In this translation I have attempted to give, not a word-for-word version of the Latin text, but a literal transcript in English of what I suppose that Cicero meant to write in his own tongue. I have not used his moods and tenses in the instances in which our English idiom would employ a different form of the verb. I have not infrequently omitted the connective and illative words that bind sentence to sentence, in cases in which we should use no such words.1 In the few obscure passages I have sought the aid of the best commentators, but have generally found them hazy or ambiguous in their interpretation where there was any room for doubt. I may have made mistakes in translating; but if so, it has not been for lack of close and careful study, with the help of the best editions which I could procure for myself or find in the Harvard College Library.

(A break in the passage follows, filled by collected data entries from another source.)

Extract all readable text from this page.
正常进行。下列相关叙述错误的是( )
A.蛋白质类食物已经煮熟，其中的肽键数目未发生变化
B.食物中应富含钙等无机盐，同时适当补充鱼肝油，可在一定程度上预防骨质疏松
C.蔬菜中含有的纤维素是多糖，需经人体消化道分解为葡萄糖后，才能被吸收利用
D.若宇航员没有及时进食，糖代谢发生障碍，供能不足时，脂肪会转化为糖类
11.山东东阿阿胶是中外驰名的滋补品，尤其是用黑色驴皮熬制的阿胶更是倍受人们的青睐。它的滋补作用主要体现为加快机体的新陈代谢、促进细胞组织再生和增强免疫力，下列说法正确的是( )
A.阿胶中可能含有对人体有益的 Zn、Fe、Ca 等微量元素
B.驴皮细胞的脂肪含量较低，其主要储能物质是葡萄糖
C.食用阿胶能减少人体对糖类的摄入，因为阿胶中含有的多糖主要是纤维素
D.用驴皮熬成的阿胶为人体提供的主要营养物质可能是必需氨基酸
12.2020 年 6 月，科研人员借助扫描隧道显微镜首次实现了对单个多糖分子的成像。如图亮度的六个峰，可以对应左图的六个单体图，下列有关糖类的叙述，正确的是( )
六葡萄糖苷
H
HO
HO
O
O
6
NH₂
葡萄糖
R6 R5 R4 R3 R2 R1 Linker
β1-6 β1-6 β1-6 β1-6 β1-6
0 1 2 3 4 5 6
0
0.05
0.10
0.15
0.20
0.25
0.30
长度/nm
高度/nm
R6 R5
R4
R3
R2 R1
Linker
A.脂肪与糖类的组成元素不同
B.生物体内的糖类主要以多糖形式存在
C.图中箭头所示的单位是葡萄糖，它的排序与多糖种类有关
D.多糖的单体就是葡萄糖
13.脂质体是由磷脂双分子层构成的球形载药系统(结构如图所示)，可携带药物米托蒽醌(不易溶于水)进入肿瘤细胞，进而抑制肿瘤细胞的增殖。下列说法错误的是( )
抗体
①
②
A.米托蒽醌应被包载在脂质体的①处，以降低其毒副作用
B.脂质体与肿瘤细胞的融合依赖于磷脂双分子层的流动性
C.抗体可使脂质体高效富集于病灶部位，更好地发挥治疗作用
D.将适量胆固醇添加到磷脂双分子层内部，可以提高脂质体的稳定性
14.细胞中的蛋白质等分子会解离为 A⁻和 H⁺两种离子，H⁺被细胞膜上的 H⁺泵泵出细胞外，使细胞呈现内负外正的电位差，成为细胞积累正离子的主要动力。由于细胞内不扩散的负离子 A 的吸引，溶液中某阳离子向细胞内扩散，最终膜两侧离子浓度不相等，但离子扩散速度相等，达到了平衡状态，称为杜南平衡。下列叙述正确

I have used Beier’s text as the basis for my translation, and have preferred not to deviate from it even where a different reading seemed to me intrinsically probable; for in every such instance Beier gives satisfactory reasons for his preferred reading, and destitute as I am of the needed apparatus for textual criticism, I cannot but regard his judgment in such a case as much better than my own.
[1 ]See p. 10, note.
[1 ]I am strongly impressed with the belief that such words were largely employed as catch-words for the eye, and that they served the purpose now effected by punctuation and by the capital letters at the beginning of sentences. This opinion cannot of course be verified; yet could we have phonographic reports of Cicero’s orations, I am inclined to think that we should miss some of the conjunctions that are found in their written form. As to Greek particles I have no right to an opinion; but I will hazard the conjecture that they would have been scattered with a more sparing hand, had the art of punctuation been coeval with “the letters Cadmus gave.”